New Economics Papers
on Neuroeconomics
Issue of 2014‒05‒17
four papers chosen by

  1. Economic Behavior under Alcohol Influence: An Experiment on Time, Risk, and Social Preferences By L. Corazzini; A. Filippin; P. Vanin
  2. Wealth gradients in early childhood cognitive development in five Latin American countries By Norbert Schady; Jere Behrman; Maria Caridad Araujo; Raquel Bernal
  3. Fairness is Intuitive By Alexander W. Cappelen; Ulrik H. Nielsen; Bertil Tungodden; Jean-Robert Tyran; Erik Wengström
  4. The Effects of Personality Traits and Behavioral Characteristics on Schooling, Earnings, and Career Promotion By LEE SunYoun; OHTAKE Fumio

  1. By: L. Corazzini; A. Filippin; P. Vanin
    Abstract: We report results from an incentivized laboratory experiment to provide controlled evidence on the causal effects of alcohol consumption on risk preferences, time perception and altruism. Our design allows disentangling the pharmacological effects of alcohol intoxication from those mediated by expectations, as we compare behaviors of three groups of subjects: those participating to an experiment with no reference to alcohol, those exposed to the possibility of consuming alcohol but assigned to a placebo and those having effectively consumed alcohol. Once randomly assigned to one treatment, subjects were administered a series of consecutive economic tasks, being the sequence kept constant across treatments. After controlling for both the willingness to pay and the potential misperception of probabilities as elicited in the experiment, we do not detect any effect of alcohol in depleting subjects’ risk tolerance. On the contrary, we find that alcohol intoxication increases impatience. Moreover, we find that alcohol makes subjects less generous as we detect a negative relationship between the blood alcohol concentration and the amount of money donated to NGOs.
    JEL: D03 I10 C91
    Date: 2014–05
  2. By: Norbert Schady; Jere Behrman; Maria Caridad Araujo; Raquel Bernal
    Abstract: Abstract Research from the United States shows that gaps in early cognitive and non-cognitive ability appear early in the life cycle. Little is known about this important question for developing countries. This paper provides new evidence of sharp differences in cognitive development by socioeconomic status in early childhood for five Latin American countries. To help with comparability, we use the same measure of receptive language ability for all five countries. We find important differences in development in early childhood across countries, and steep socioeconomic gradients within every country. For the three countries where we can follow children over time, there are few substantive changes in scores once children enter school. Our results are robust to different ways of defining socioeconomic status, to different ways of standardizing outcomes, and to selective non-response on our measure of cognitive development
    Keywords: early childhood, socioeconomic gaps, Latin-American
    JEL: J13 I38
    Date: 2014–04–24
  3. By: Alexander W. Cappelen (Department of Economics, Copenhagen University); Ulrik H. Nielsen (Department of Economics, Copenhagen University); Bertil Tungodden (Norwegian School of Economics); Jean-Robert Tyran (Department of Economics, Copenhagen University); Erik Wengström (Department of Economics, Copenhagen University)
    Abstract: In this paper we provide new evidence showing that fair behavior is intuitive to most people. We find a strong association between a short response time and fair behavior in the dictator game. This association is robust to controls that take account of the fact that response time might be affected by the decision-maker's cognitive ability and swiftness. The experiment was conducted with a large and heterogeneous sample recruited from the general population in Denmark. We find a striking similarity in the association between response time and fair behavior across groups in the society, which suggests that the predisposition to act fairly is a general human trait.

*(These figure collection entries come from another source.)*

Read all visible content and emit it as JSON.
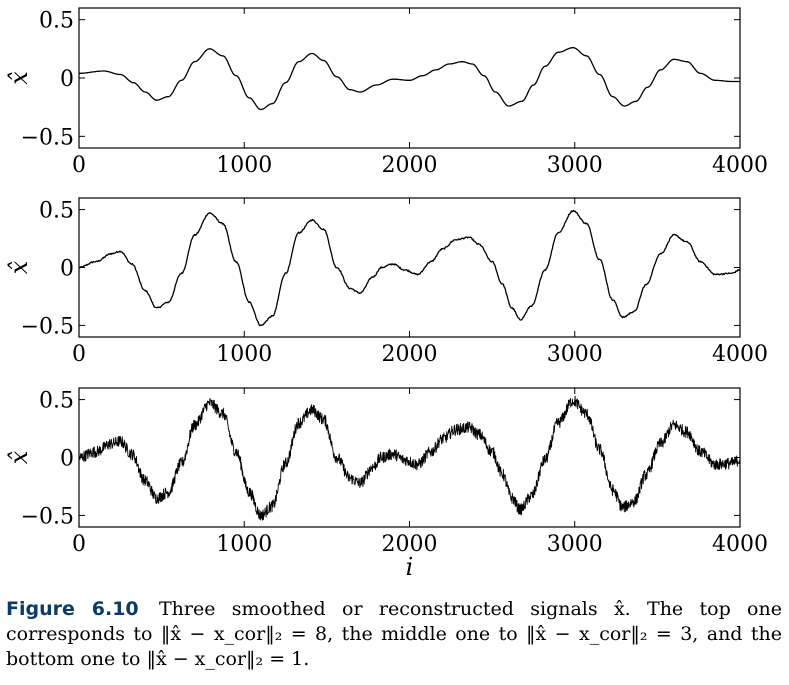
{
  "chart_data": [
    {
      "type": "line",
      "title": "",
      "xlabel": "",
      "ylabel": "x̂",
      "xlim": [
        0,
        4000
      ],
      "ylim": [
        -0.6,
        0.6
      ],
      "xticks": [
        "0",
        "1000",
        "2000",
        "3000",
        "4000"
      ],
      "yticks": [
        "−0.5",
        "0",
        "0.5"
      ],
      "noise_level": 0,
      "series": [
        {
          "name": "top",
          "x": [
            0,
            150,
            250,
            330,
            400,
            470,
            540,
            620,
            700,
            790,
            870,
            950,
            1030,
            1100,
            1170,
            1250,
            1330,
            1410,
            1480,
            1560,
            1640,
            1700,
            1800,
            1900,
            2000,
            2080,
            2160,
            2240,
            2320,
            2380,
            2450,
            2520,
            2600,
            2680,
            2750,
            2820,
            2900,
            2990,
            3070,
            3150,
            3230,
            3300,
            3370,
            3440,
            3520,
            3600,
            3680,
            3760,
            3850,
            3950,
            4000
          ],
          "y": [
            0.04,
            0.06,
            0.03,
            -0.04,
            -0.12,
            -0.19,
            -0.16,
            -0.02,
            0.14,
            0.25,
            0.19,
            0.02,
            -0.17,
            -0.27,
            -0.22,
            -0.04,
            0.14,
            0.21,
            0.15,
            0.01,
            -0.1,
            -0.12,
            -0.06,
            -0.01,
            -0.02,
            0.02,
            0.07,
            0.12,
            0.14,
            0.12,
            0.02,
            -0.12,
            -0.24,
            -0.2,
            -0.06,
            0.1,
            0.22,
            0.26,
            0.19,
            0.03,
            -0.16,
            -0.24,
            -0.2,
            -0.08,
            0.07,
            0.16,
            0.14,
            0.04,
            -0.02,
            -0.03,
            -0.03
          ]
        }
      ]
    },
    {
      "type": "line",
      "title": "",
      "xlabel": "",
      "ylabel": "x̂",
      "xlim": [
        0,
        4000
      ],
      "ylim": [
        -0.6,
        0.6
      ],
      "xticks": [
        "0",
        "1000",
        "2000",
        "3000",
        "4000"
      ],
      "yticks": [
        "−0.5",
        "0",
        "0.5"
      ],
      "noise_level": 0.006,
      "series": [
        {
          "name": "middle",
          "x": [
            0,
            100,
            200,
            250,
            320,
            400,
            470,
            540,
            620,
            700,
            790,
            870,
            950,
            1030,
            1100,
            1170,
            1250,
            1330,
            1410,
            1480,
            1560,
            1640,
            1700,
            1780,
            1830,
            1900,
            1970,
            2050,
            2130,
            2200,
            2280,
            2360,
            2420,
            2500,
            2560,
            2620,
            2670,
            2740,
            2820,
            2900,
            2990,
            3070,
            3150,
            3230,
            3290,
            3360,
            3430,
            3520,
            3600,
            3680,
            3760,
            3850,
            3950,
            4000
          ],
          "y": [
            0.0,
            0.05,
            0.12,
            0.14,
            0.03,
            -0.2,
            -0.35,
            -0.3,
            -0.05,
            0.28,
            0.47,
            0.38,
            0.05,
            -0.3,
            -0.5,
            -0.42,
            -0.05,
            0.3,
            0.41,
            0.33,
            0.0,
            -0.18,
            -0.22,
            -0.08,
            0.0,
            0.03,
            -0.02,
            -0.06,
            0.05,
            0.16,
            0.24,
            0.26,
            0.2,
            0.05,
            -0.14,
            -0.35,
            -0.45,
            -0.33,
            -0.02,
            0.3,
            0.49,
            0.38,
            0.07,
            -0.28,
            -0.43,
            -0.38,
            -0.15,
            0.12,
            0.28,
            0.22,
            0.05,
            -0.06,
            -0.05,
            -0.02
          ]
        }
      ]
    },
    {
      "type": "line",
      "title": "",
      "xlabel": "i",
      "ylabel": "x̂",
      "xlim": [
        0,
        4000
      ],
      "ylim": [
        -0.6,
        0.6
      ],
      "xticks": [
        "0",
        "1000",
        "2000",
        "3000",
        "4000"
      ],
      "yticks": [
        "−0.5",
        "0",
        "0.5"
      ],
      "noise_level": 0.05,
      "series": [
        {
          "name": "bottom",
          "x": [
            0,
            100,
            200,
            250,
            320,
            400,
            470,
            540,
            620,
            700,
            790,
            870,
            950,
            1030,
            1100,
            1170,
            1250,
            1330,
            1410,
            1480,
            1560,
            1640,
            1700,
            1780,
            1830,
            1900,
            1970,
            2050,
            2130,
            2200,
            2280,
            2360,
            2420,
            2500,
            2560,
            2620,
            2670,
            2740,
            2820,
            2900,
            2990,
            3070,
            3150,
            3230,
            3290,
            3360,
            3430,
            3520,
            3600,
            3680,
            3760,
            3850,
            3950,
            4000
          ],
          "y": [
            0.0,
            0.05,
            0.12,
            0.14,
            0.03,
            -0.2,
            -0.35,
            -0.3,
            -0.05,
            0.28,
            0.47,
            0.38,
            0.05,
            -0.3,
            -0.5,
            -0.42,
            -0.05,
            0.3,
            0.41,
            0.33,
            0.0,
            -0.18,
            -0.22,
            -0.08,
            0.0,
            0.03,
            -0.02,
            -0.06,
            0.05,
            0.16,
            0.24,
            0.26,
            0.2,
            0.05,
            -0.14,
            -0.35,
            -0.45,
            -0.33,
            -0.02,
            0.3,
            0.49,
            0.38,
            0.07,
            -0.28,
            -0.43,
            -0.38,
            -0.15,
            0.12,
            0.28,
            0.22,
            0.05,
            -0.06,
            -0.05,
            -0.02
          ]
        }
      ]
    }
  ],
  "caption": {
    "label": "Figure 6.10",
    "text": "Three smoothed or reconstructed signals x̂. The top one corresponds to ‖x̂ − x_cor‖₂ = 8, the middle one to ‖x̂ − x_cor‖₂ = 3, and the bottom one to ‖x̂ − x_cor‖₂ = 1."
  }
}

    Keywords: Response Time, Dictator Game, Experiment, Fairness
    JEL: C90 D03 D60
    Date: 2014–04–02
  4. By: LEE SunYoun; OHTAKE Fumio
    Abstract: By analyzing the Japanese and U.S. survey data, this study investigates whether non-cognitive skills, as measured by Big 5 personality traits and behavioral characteristics indicated by risk aversion rate, time discount rate, and (over) confidence, explain the variation in educational and labor market outcomes. The obtained results indicate that non-cognitive skills, as well as behavioral characteristics, account for a significant portion in explaining the variation in schooling, wages, and career promotion. Some interesting country differences, particularly in educational attainment, are found in agreeableness and consciousness, which may suggest the existence of country-specific, non-cognitive determinants of educational success. With respect to labor market outcomes, in both Japan and the United States, conscientiousness seems to contribute to male earnings, whereas extraversion and emotional stability are more important predictors of female earnings. For career promotion, extraversion is an important determinant for the probability of being promoted to a management position among males in both countries. The overall findings suggest that personality traits are associated with educational and career success to different degrees between countries and genders.